Transport in Porous Media, Vol.80, No.2, 281-304, 2009
Matrix Heterogeneity Effects on Gas Transport and Adsorption in Coalbed and Shale Gas Reservoirs
In coalbeds and shales, gas transport and storage are important for accurate prediction of production rates and for the consideration of subsurface greenhouse gas sequestration. They involve coupled fluid phenomena in porous medium including viscous flow, diffusive transport, and adsorption. Standard approach to describe gas-matrix interactions is deterministic and neglects the effects of local spatial heterogeneities in porosity and material content of the matrix. In this study, adopting weak-noise and mean-field approximations and using a statistical approach in spectral domain, matrix heterogeneity effects are investigated in the presence of non-equilibrium adsorption with random partition coefficient. It is found that the local heterogeneities can generate non-trivial transport and kinetic effects which retard gas release from the matrix and influence the ultimate gas recovery adversely. Macro-transport shows 1/[1 + N (Pe) /(1 + N (Pe) )] dependence on the P,clet number, and persists at the diffusive ultra-low permeability limit. Macro-kinetics is directly related to Thiele modulus by the following expression: N (Th) /(1 + 2N (Pe) ).
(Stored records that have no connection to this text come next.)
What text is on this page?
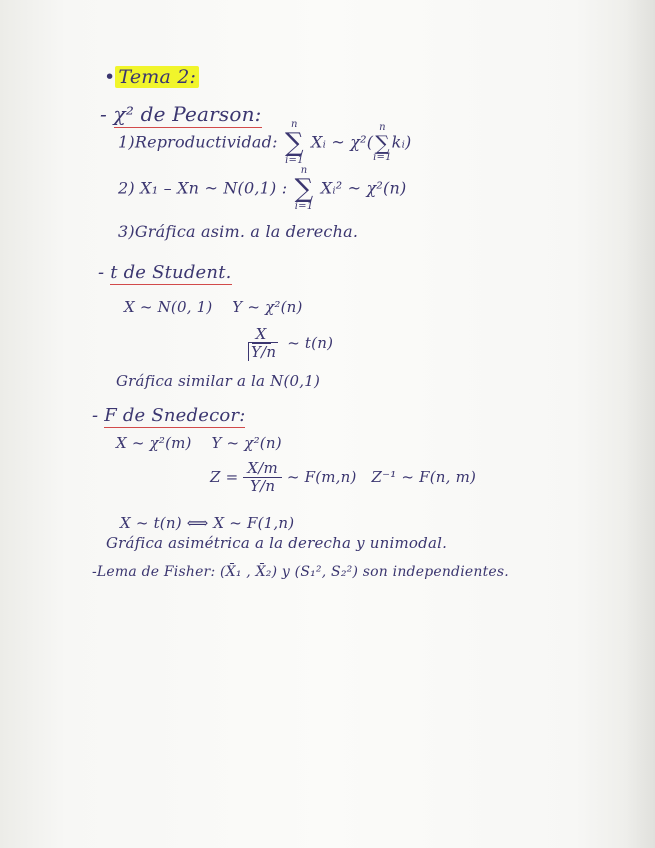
• Tema 2:
- χ² de Pearson:
1)Reproductividad: ∑
n
i=1
Xᵢ ~ χ²( ∑
n
i=1
kᵢ)
2) X₁ – Xn ~ N(0,1) : ∑
n
i=1
Xᵢ² ~ χ²(n)
3)Gráfica asim. a la derecha.
- t de Student.
X ~ N(0, 1)    Y ~ χ²(n)
$\frac{X}{Y/n}$ ~ t(n)
Gráfica similar a la N(0,1)
- F de Snedecor:
X ~ χ²(m)    Y ~ χ²(n)
$Z = \frac{X/m}{Y/n}$ ~ F(m,n)   Z⁻¹ ~ F(n, m)
X ~ t(n) ⟺ X ~ F(1,n)
Gráfica asimétrica a la derecha y unimodal.
-Lema de Fisher: (X̄₁ , X̄₂) y (S₁², S₂²) son independientes.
It leads to trapping of gas in the adsorbed phase during its release from the matrix, and to an adsorption threshold during the gas uptake by the matrix. Both effects are proportional to the initially available adsorbed gas amount and becomes more pronounced with the increasing variance of the porosity field. Consequently, a new upscaled deterministic gas mass balance is proposed for practical purposes. Numerical results are presented showing free and adsorbed gas distributions and fractional gas sorption curves for unipore coal matrix exhibiting Gaussian porosity distribution. This study is a unique approach for our further understanding of the coalbeds and gas shales, and it is important for the development of sound numerical gas production and sequestration models.